Former Republican Congressman and nativist crank Tom Tancredo wrote an op-ed this morning for the Daily Caller titled: “Governor Perry's Muslim blind spot.” Tancredo's thesis is that Perry, currently the frontrunner for the Republican presidential nomination, is unacceptable because he has “connections to Muslim groups in Texas” that “are well documented.”
This might not sound particularly controversial to you or I, but for bigots like Tancredo a cordial relationship with the Muslim community is a deal-killer. And in marshaling evidence for his anti-Perry, anti-Muslim jeremiad, Tancredo veers into self-clowning buffoonery:
Perry's close ties to Muslim groups led the political blog Salon to headline a recent story: “Rick Perry: The pro-Sharia candidate?” Evidence in support of that theme comes from Gov. Perry's refusal to support legislation sponsored by Texas Republican legislators to outlaw Sharia law in Texas.
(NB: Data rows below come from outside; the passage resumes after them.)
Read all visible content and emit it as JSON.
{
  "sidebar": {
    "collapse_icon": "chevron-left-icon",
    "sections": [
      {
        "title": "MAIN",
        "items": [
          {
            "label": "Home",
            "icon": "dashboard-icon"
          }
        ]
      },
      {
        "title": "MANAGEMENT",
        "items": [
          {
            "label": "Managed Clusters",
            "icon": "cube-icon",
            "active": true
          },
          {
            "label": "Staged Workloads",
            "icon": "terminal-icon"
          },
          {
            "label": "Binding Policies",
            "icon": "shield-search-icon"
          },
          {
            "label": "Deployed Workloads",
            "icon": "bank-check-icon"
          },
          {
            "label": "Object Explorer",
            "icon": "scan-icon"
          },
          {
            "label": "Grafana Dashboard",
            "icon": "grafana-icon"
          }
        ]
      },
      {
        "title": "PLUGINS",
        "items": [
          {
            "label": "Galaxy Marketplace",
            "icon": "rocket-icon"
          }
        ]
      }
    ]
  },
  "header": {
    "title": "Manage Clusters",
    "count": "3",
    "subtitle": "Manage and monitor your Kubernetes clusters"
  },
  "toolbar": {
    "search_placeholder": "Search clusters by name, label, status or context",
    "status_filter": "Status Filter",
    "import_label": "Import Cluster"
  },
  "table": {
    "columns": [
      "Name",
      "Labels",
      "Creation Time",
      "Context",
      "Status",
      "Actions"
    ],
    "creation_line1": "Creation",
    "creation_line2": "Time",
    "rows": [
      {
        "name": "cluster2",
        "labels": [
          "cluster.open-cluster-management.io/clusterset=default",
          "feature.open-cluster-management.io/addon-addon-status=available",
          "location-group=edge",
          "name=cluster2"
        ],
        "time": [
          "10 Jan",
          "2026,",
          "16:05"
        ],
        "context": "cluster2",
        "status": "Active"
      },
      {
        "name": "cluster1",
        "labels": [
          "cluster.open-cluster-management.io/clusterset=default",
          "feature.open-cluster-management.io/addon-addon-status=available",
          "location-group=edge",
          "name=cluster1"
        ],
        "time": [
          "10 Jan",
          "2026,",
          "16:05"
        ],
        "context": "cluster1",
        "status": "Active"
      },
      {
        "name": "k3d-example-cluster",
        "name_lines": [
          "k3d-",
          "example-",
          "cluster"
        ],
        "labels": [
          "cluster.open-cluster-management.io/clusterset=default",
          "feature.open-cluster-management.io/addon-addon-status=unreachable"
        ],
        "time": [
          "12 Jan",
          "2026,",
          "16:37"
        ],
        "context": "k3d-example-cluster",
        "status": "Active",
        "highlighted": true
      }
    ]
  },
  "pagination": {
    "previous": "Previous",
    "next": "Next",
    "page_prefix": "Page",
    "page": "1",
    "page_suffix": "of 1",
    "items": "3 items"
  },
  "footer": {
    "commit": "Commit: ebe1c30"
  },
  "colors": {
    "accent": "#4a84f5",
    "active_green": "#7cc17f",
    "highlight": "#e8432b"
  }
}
The title of that blog post, authored by Salon reporter Justin Elliot, was quite clearly a poke at reactionary Islamophobes like Tancredo who view anything short of outright hostility to Muslims as a de facto endorsement of Sharia law. Perry's rhetoric, Elliot wrote, “presents a stark contrast to some other members of the GOP presidential field, who have variously called for resistance to Islamic cultural conquest and outright restrictions on Muslims in public life.” And, as it turns out, in the same piece Elliot noted that Perry's relationship with the Muslim community could become a target for “right-wing bomb-throwers.”
And then there's the issue of the Daily Caller publishing Tancredo in the first place. He's only grown more extreme since leaving Congress, bemoaning the lack of “civics literacy tests” as a prerequisite for voting (a throwback to Jim Crow which would be very much illegal) and calling for the impeachment of President Obama over an issue that he concedes is completely false. He also famously accused Supreme Court Justice Sonia Sotomayor of membership in the “Latino KKK” (his term for the National Council of La Raza). His is a voice that doesn't merit broader dissemination.
The problem is that Tancredo's “Rick Perry doesn't hate Muslims” attack, despite its hateful incoherence, will likely have more than a few heads on the conservative right nodding in approval.